Sempre di più i produttori umbri stanno riscoprendo una tradizione incentrata sui vini bianchi, che parla soprattutto di grechetto, ma anche di trebbiano spoletino, verdello e canaiolo bianco.

Non solo grandi vini da sagrantino e sangiovese, negli ultimi anni l’Umbria ha riscoperto la sua tradizione bianchista; quella, per intenderci, che la domenica si metteva a tavola con tutta la famiglia attorno a un ragù bianco e a un pollo (o coniglio) arrosto. Per farlo, stavolta ha scelto le sue uve bianche locali: grechetto, in primis, nei suoi diversi cloni, ma anche trebbiano spoletino (vitigno la cui riscoperta si è consolidata proprio nelle ultimissime vendemmie), accanto a uve minori come verdello e canaiolo bianco.

Complice certamente l’evoluzione del gusto e l’alleggerimento generale della cucina, che richiede un po’ ovunque nel Bel paese vini sempre più leggibili e abbinabili a preparazioni che contemplino carni bianche e verdure, piuttosto che i tanto gettonati brasati e salmì degli ultimi decenni del secolo scorso. Ma complice anche una maggiore “consapevolezza enologica” da parte della regione che, negli ultimi anni, ha azzardato non a caso anche la riscoperta di varietà rosse dimenticate, come ciliegiolo di Narni o gamay del Trasimeno.

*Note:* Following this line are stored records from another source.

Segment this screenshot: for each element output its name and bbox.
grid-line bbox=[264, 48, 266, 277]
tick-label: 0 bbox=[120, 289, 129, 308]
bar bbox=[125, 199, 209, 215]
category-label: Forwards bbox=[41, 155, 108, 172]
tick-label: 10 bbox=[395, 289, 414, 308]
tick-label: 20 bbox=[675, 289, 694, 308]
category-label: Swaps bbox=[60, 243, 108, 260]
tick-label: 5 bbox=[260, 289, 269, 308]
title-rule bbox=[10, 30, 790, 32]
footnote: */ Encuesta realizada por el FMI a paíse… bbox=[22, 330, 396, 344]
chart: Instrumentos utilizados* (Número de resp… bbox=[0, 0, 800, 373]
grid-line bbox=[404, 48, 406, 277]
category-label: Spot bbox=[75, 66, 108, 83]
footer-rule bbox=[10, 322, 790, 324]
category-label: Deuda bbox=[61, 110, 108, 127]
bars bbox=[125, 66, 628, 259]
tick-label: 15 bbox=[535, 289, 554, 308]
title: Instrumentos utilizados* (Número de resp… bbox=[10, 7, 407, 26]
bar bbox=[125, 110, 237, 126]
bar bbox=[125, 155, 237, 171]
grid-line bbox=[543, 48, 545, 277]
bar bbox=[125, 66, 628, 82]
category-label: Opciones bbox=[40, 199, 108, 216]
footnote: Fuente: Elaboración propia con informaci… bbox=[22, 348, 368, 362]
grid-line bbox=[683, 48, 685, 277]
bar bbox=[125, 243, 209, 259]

È quindi un’Umbria che ritrova la sua identità senza più bisogno di “imitare” altri grandi territori del vino. Oggi ve la raccontiamo attraverso un’azienda di antica fondazione, ma in pieno rinnovamento dal punto di vista agronomico ed enologico. Senza nascondere un passato da grandi numeri produttivi, comune nell’Umbria degli anni ‘60, cui resta in parte legata con un’importante fetta di introiti dettata ancora dalla vendita dello sfuso, l’azienda della famiglia Goretti guarda infatti al futuro con nuovi impianti e nuovi vini, che fanno delle uve tipiche della regione il fulcro della propria attenzione produttiva.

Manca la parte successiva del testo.